As you may notice, some interaction are duplicates (in bold). For example interaction:
a b 0
b a 1
a-->b
b<--a
Are exactly the same. The first line interaction go from a to b (0 means inreaction go from left to right), in second line interaction still go from a to b (1 means interaction go from right to left).
What I would like is to filter the file above and output a file like this:
a b 0
a c 0
a f 1
b a 0
b c 1
d f 0
g h 1
So, all the duplicated interaction are removed.
!Interactions
a b 0
b a 0
are not the same!
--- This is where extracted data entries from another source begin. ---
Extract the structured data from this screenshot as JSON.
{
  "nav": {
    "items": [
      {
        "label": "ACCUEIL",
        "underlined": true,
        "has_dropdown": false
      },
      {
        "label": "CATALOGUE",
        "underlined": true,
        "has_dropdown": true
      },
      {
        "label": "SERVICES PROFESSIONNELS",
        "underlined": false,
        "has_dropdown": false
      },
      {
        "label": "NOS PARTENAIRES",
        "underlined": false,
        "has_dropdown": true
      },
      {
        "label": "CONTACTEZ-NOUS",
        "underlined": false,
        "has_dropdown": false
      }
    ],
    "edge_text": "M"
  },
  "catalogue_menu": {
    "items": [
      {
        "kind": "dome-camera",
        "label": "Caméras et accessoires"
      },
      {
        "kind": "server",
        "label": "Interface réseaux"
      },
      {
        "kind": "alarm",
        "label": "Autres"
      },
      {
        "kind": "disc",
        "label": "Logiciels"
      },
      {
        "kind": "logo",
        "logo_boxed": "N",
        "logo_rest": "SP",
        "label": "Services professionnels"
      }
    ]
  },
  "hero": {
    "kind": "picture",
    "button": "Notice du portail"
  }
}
Both go from left to right but is different the starting node.
a-->b
b-->a
---------- Post updated at 15:08 ---------- Previous update was at 15:00 ----------
Howsoever, try
awk '
($2,$1) in B &&
B[$2,$1] != $3 {next
}
!(($1,$2) in B) {B[$1,$2] = $3
}
END {for (b in B) {split (b, C, SUBSEP)
print C[1], C[2], B
}
}
' file
a b 0
a c 0
a f 1
b a 0
b c 1
d f 0
g h 1
The order of the output lines cannot be guaranteed.
Wouldn't it much easier (from the viewpoint of understandibility) to first transform the file into a format, where the third column is always zero, i.e. if you have a line
X Y 1
you would replace it by
Y X 0
After this, you could simply use
sort -u
to remove duplicates.
By the way, if you ensure that the third column is always 0, it becomes redundant and you could remove it completely, making the file format even simpler.